Adrianus Teunis "Aad" de Hoop (born 24 December 1927) is a Dutch electrical engineer, mathematician, and physicist, and professor emeritus at Delft University of Technology. De Hoop's research interests are in the broad area of wavefield modeling in acoustics, electromagnetics, and elastodynamics. Other research includes a method for computing pulsed electromagnetic fields in strongly heterogeneous media with applications to integrated circuits, and a methodology for time-domain pulsed-field antenna analysis, design, and optimization for mobile communication and radar applications.

==Early life and education==
De Hoop was born in Rotterdam, Netherlands in 1927. He received his MSc in electrical engineering in 1950 and his PhD in technological sciences in 1958, both cum laude from Delft University of Technology.

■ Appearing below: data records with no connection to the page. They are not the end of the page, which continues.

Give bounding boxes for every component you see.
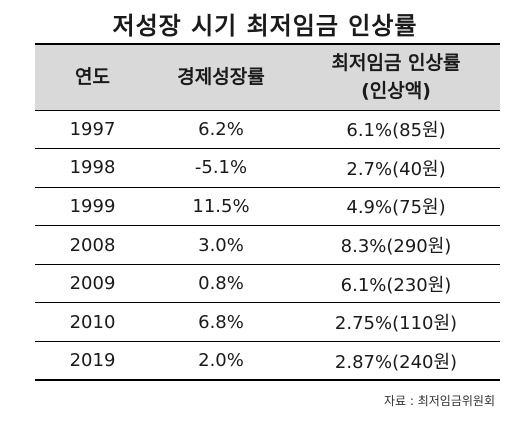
table-row: 2019 2.0% 2.87%(240원) bbox=[35, 342, 500, 381]
cell-wage-increase: 2.87%(240원) bbox=[334, 351, 458, 373]
cell-wage-increase: 2.7%(40원) bbox=[346, 158, 446, 180]
cell-wage-increase: 6.1%(230원) bbox=[340, 274, 452, 296]
minimum-wage-table: 연도 경제성장률 최저임금 인상률 (인상액) 1997 6.2% 6.1%(85원… bbox=[35, 43, 500, 381]
cell-growth-rate: 6.2% bbox=[198, 118, 244, 140]
cell-wage-increase: 4.9%(75원) bbox=[346, 197, 446, 219]
table-row: 1998 -5.1% 2.7%(40원) bbox=[35, 149, 500, 188]
table-row: 1999 11.5% 4.9%(75원) bbox=[35, 187, 500, 226]
cell-year: 1999 bbox=[69, 195, 116, 217]
cell-wage-increase: 6.1%(85원) bbox=[346, 120, 446, 142]
cell-growth-rate: 11.5% bbox=[192, 195, 250, 217]
cell-year: 2010 bbox=[69, 311, 116, 333]
table-row: 2008 3.0% 8.3%(290원) bbox=[35, 226, 500, 265]
cell-year: 2008 bbox=[69, 234, 116, 256]
cell-year: 1998 bbox=[69, 157, 116, 179]
cell-year: 2019 bbox=[69, 350, 116, 372]
page-title: 저성장 시기 최저임금 인상률 bbox=[112, 12, 418, 40]
header-wage-increase-amount: (인상액) bbox=[361, 80, 431, 103]
cell-growth-rate: 6.8% bbox=[198, 311, 244, 333]
header-year: 연도 bbox=[75, 66, 110, 89]
table-row: 2009 0.8% 6.1%(230원) bbox=[35, 264, 500, 303]
header-wage-increase-label: 최저임금 인상률 bbox=[331, 52, 461, 75]
cell-wage-increase: 2.75%(110원) bbox=[334, 313, 458, 335]
cell-growth-rate: 3.0% bbox=[198, 234, 244, 256]
header-wage-increase: 최저임금 인상률 (인상액) bbox=[292, 44, 500, 110]
cell-wage-increase: 8.3%(290원) bbox=[340, 236, 452, 258]
cell-growth-rate: 0.8% bbox=[198, 273, 244, 295]
cell-year: 2009 bbox=[69, 273, 116, 295]
table-header-row: 연도 경제성장률 최저임금 인상률 (인상액) bbox=[35, 44, 500, 110]
header-growth-rate: 경제성장률 bbox=[177, 66, 265, 89]
table-row: 1997 6.2% 6.1%(85원) bbox=[35, 110, 500, 149]
cell-year: 1997 bbox=[69, 118, 116, 140]
cell-growth-rate: 2.0% bbox=[198, 350, 244, 372]
source-note: 자료 : 최저임금위원회 bbox=[383, 394, 495, 408]
cell-growth-rate: -5.1% bbox=[194, 157, 248, 179]
table-row: 2010 6.8% 2.75%(110원) bbox=[35, 303, 500, 342]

He is the namesake of the Cagniard-de Hoop method, a modification of the Cagniard method.

==Career==
De Hoop worked as an assistant professor (1950–1957), associate professor (1957–1960), full professor (1960–1996), and Lorentz Chair emeritus professor (1996–present) for Delft University of Technology, his alma mater. He taught electromagnetic theory, applied mathematics, electrical engineering, mathematics, and computer science. In 1970, he founded the Laboratory of Elecromagnetic Research at Delft; this has since developed into a world-class center for electromagnetics. He spent a year in 1956 as a research assistant at University of California's Institute of Geophysics in Los Angeles in the United States. During his time there, he created a modification of the Cagniard method for calculating impulsive wave propagation in layered media. This modification was later called the Cagniard-de Hoop method and is now considered a benchmark tool in analyzing time-domain wave propagation. He spent a year-long sabbatical at the Philips Natuurkundig Laboratorium in Eindhoven working on magnetic recording theory. Among his PhD students was Jacob Fokkema, later rector at Delft 2002–2010.

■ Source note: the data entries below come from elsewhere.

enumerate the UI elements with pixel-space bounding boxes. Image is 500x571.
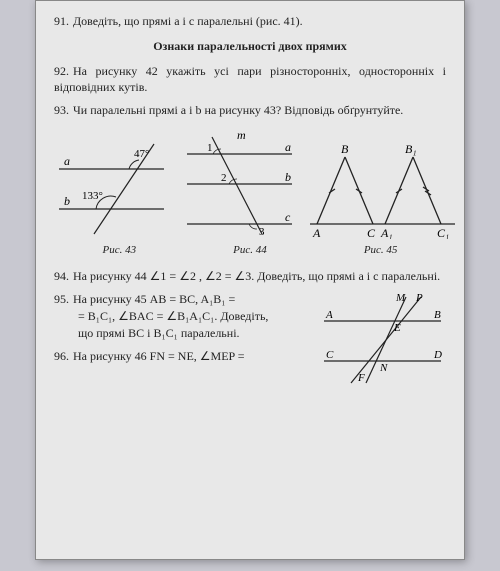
figures-row: a b 47° 133° m a b c 1 2 3 xyxy=(54,129,446,239)
problem-num: 95. xyxy=(54,292,69,306)
problem-93: 93. Чи паралельні прямі a і b на рисунку … xyxy=(54,102,446,119)
label-B: B xyxy=(434,309,441,321)
problem-num: 93. xyxy=(54,103,69,117)
label-A1: A₁ xyxy=(380,226,393,239)
problem-text: Чи паралельні прямі a і b на рисунку 43?… xyxy=(73,103,403,117)
label-m: m xyxy=(237,129,246,142)
page: 91. Доведіть, що прямі a і c паралельні (… xyxy=(35,0,465,560)
angles-text: ∠1 = ∠2 , ∠2 = ∠3. xyxy=(150,269,255,283)
label-N: N xyxy=(379,362,388,374)
label-A: A xyxy=(312,226,321,239)
problem-text-pre: На рисунку 44 xyxy=(73,269,150,283)
label-C1: C₁ xyxy=(437,226,449,239)
caption-43: Рис. 43 xyxy=(103,243,137,258)
label-E: E xyxy=(393,322,401,334)
figure-45: B B₁ A C A₁ C₁ xyxy=(305,139,460,239)
label-b: b xyxy=(285,170,291,184)
figure-43: a b 47° 133° xyxy=(54,139,169,239)
p95-line1: На рисунку 45 AB = BC, A₁B₁ = xyxy=(73,292,235,306)
angle-1: 1 xyxy=(207,142,213,154)
problem-num: 94. xyxy=(54,269,69,283)
label-b: b xyxy=(64,194,70,208)
p95-line2: = B₁C₁, ∠BAC = ∠B₁A₁C₁. Доведіть, xyxy=(54,309,268,323)
label-c: c xyxy=(285,210,291,224)
label-C: C xyxy=(367,226,376,239)
section-title: Ознаки паралельності двох прямих xyxy=(54,38,446,55)
figure-44: m a b c 1 2 3 xyxy=(177,129,297,239)
label-B: B xyxy=(341,142,349,156)
captions-row: Рис. 43 Рис. 44 Рис. 45 xyxy=(54,243,446,258)
problem-91: 91. Доведіть, що прямі a і c паралельні (… xyxy=(54,13,446,30)
problem-text-post: Доведіть, що прямі a і c паралельні. xyxy=(254,269,440,283)
problem-text: На рисунку 46 FN = NE, ∠MEP = xyxy=(73,349,245,363)
problem-text: На рисунку 42 укажіть усі пари різностор… xyxy=(54,64,446,95)
problem-92: 92.На рисунку 42 укажіть усі пари різнос… xyxy=(54,63,446,97)
angle-47: 47° xyxy=(134,148,149,160)
problem-num: 91. xyxy=(54,14,69,28)
label-P: P xyxy=(415,292,423,304)
p95-line3: що прямі BC і B₁C₁ паралельні. xyxy=(54,326,240,340)
caption-45: Рис. 45 xyxy=(364,243,398,258)
problem-94: 94. На рисунку 44 ∠1 = ∠2 , ∠2 = ∠3. Дове… xyxy=(54,268,446,285)
angle-2: 2 xyxy=(221,172,227,184)
problem-text: Доведіть, що прямі a і c паралельні (рис… xyxy=(73,14,303,28)
figure-46: M P A B E C D F N xyxy=(316,291,446,386)
problem-num: 92. xyxy=(54,64,69,78)
caption-44: Рис. 44 xyxy=(233,243,267,258)
label-A: A xyxy=(325,309,333,321)
problem-num: 96. xyxy=(54,349,69,363)
label-a: a xyxy=(64,154,70,168)
label-a: a xyxy=(285,140,291,154)
angle-3: 3 xyxy=(259,226,265,238)
label-F: F xyxy=(357,372,365,384)
label-C: C xyxy=(326,349,334,361)
label-B1: B₁ xyxy=(405,142,417,156)
angle-133: 133° xyxy=(82,190,103,202)
label-D: D xyxy=(433,349,442,361)
label-M: M xyxy=(395,292,406,304)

Since 1982, De Hoop has been a regular visiting scientist at the Schlumberger-Doll Research Center, formerly located in Ridgefield, Connecticut and now in Cambridge, Massachusetts in the United States. Here, he contributes to research on geophysical applications of acoustic, electromagnetic, and elastodynamic waves. Grants from the Stichting Fund for Science, Technology and Research, founded by Schlumberger, supported his research in Delft.

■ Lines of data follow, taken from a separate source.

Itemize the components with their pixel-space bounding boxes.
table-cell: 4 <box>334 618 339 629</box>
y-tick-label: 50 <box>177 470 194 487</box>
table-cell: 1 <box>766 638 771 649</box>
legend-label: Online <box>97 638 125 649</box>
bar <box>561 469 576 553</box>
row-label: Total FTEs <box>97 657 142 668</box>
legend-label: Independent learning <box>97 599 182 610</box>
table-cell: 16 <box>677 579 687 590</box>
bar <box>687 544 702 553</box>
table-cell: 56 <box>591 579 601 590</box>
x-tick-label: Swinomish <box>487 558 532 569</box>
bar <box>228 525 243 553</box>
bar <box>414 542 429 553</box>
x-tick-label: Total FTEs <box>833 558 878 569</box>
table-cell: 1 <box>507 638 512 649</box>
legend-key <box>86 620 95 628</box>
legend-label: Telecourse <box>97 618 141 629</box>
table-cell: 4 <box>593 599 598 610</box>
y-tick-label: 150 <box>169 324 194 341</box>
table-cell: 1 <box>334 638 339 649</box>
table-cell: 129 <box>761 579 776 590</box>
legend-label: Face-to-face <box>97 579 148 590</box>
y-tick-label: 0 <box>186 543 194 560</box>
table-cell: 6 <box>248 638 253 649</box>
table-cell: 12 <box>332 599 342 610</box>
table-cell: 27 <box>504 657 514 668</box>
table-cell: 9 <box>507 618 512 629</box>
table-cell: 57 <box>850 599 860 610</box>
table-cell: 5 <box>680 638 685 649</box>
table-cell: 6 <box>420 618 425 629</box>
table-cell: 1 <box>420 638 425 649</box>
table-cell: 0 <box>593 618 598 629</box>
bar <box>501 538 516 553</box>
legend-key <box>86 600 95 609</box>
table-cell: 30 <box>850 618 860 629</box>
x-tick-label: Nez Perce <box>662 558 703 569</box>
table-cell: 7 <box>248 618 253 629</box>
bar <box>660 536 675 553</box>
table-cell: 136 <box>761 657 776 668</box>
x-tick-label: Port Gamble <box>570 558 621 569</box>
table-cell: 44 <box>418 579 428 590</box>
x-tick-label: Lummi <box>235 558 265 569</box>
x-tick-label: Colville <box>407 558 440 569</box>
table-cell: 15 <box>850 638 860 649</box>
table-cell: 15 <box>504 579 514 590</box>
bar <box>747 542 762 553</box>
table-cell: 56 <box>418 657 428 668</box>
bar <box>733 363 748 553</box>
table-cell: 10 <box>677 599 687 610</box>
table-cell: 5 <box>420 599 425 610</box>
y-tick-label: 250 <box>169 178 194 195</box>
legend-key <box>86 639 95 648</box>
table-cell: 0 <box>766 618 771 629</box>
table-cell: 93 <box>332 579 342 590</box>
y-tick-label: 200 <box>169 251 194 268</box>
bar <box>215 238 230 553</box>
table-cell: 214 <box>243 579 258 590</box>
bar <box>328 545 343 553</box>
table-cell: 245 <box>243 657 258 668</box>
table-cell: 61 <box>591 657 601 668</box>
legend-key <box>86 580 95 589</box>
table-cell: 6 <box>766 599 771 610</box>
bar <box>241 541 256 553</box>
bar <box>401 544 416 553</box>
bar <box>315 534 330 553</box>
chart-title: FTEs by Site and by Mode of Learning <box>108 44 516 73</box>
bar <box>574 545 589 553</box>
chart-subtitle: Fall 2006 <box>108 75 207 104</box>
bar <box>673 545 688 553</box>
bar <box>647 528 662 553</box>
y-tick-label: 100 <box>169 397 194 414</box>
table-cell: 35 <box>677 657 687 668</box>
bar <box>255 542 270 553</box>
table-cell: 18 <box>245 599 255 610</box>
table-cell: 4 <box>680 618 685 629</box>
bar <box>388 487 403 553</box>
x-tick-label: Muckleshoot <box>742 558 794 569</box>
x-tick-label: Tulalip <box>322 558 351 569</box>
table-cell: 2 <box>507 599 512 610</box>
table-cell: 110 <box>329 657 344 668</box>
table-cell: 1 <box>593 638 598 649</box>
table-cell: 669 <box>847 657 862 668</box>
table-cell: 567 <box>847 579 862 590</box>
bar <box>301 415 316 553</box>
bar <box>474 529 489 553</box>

In 1995, he published the Handbook of Radiation and Scattering of Waves.

==Honours==
- 1981: Honorary doctorate in applied sciences - University of Ghent
- 1989: Research Medal - Royal Institute of Engineers, Netherlands
- 1989: Membership - Royal Netherlands Academy of Arts and Sciences
- 2001: Heinrich Hertz Medal - Institute of Electrical and Electronics Engineers
- 2002: Balthasar van der Pol Gold Research Medal - International Scientific Radio Union
- 2003: Knighthood - Order of the Netherlands Lion
- 2008: Honorary doctorate in mathematical, physical, and engineering sciences - Växjö University
- Foreign member - Royal Flemish Academy of Belgium for Science and the Arts

==Personal life==
He performs choral music with the Rotterdam Philharmonic Choir and plays piano in his spare time. Prior to suffering a cerebral infarction in 2012 that left him paralyzed on the left side of his body, he cycled daily from his home in Bergschenhoek, where he lives with wife Annelies, to Delft.